The government will spend $40m on an advertising campaign explaining the stage-three tax changes.

It’s an easy win for the government – dressing it up as ‘education’ and therefore creating a need for the ads – but it’s mostly about making sure every one of those 13m working Australians who will receive a tax cut (the vast majority receiving a lot more than they would have under the Morrison stage-three cuts) know who they can thank.

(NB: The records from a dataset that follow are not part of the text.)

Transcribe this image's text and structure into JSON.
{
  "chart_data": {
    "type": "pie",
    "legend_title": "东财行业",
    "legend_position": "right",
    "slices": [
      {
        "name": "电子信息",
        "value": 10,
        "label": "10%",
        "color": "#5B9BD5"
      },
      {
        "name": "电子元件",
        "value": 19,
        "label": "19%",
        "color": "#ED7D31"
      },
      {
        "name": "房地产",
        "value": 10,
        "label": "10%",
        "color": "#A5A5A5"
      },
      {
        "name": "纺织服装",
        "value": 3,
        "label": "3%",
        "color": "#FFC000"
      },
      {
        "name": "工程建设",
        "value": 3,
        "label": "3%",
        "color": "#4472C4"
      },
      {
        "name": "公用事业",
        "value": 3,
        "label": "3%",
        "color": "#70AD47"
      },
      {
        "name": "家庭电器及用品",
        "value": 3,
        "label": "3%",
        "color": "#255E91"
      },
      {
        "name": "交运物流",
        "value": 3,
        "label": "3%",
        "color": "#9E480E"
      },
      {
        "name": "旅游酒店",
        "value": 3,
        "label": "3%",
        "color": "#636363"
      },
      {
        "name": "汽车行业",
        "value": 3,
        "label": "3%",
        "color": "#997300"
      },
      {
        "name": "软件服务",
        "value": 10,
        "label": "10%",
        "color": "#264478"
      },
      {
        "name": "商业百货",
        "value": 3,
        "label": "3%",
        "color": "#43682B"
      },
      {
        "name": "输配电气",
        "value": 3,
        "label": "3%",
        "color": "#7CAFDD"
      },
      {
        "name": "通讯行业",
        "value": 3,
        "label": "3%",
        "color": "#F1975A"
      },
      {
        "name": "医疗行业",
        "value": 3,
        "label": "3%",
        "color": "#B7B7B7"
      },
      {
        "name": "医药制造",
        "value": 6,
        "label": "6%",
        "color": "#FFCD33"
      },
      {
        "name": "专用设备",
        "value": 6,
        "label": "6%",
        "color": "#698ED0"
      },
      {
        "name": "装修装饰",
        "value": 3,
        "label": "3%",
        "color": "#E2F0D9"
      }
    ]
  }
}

Former deputy prime minister Michael McCormack (the one who doesn’t currently have a Google maps pointer to a planter box) had a few things to say about that in the parliament late yesterday:

The decision by this government to fund Foodbank to the tune of $14m today and the decision to fund an advertising campaign for its stage-three tax cuts to the tune of $40m says just about everything about this government and its priorities. What a disgrace! How shameful that is! That is $14m for those hardworking charities who do so much, particularly in our regional communities. People are going to Foodbank and people going to St Vincent de Paul and other charitable organisations — people who’ve never had to present themselves before but have to because of the cost-of-living crisis — and here we have a government spending $40m on advertising, on spin doctors, on marketing. What a disgrace! Those Labor members who were in that caucus who made that decision should take a good long hard look at themselves tonight. The public know. They will remember, and they will vote accordingly at the next election.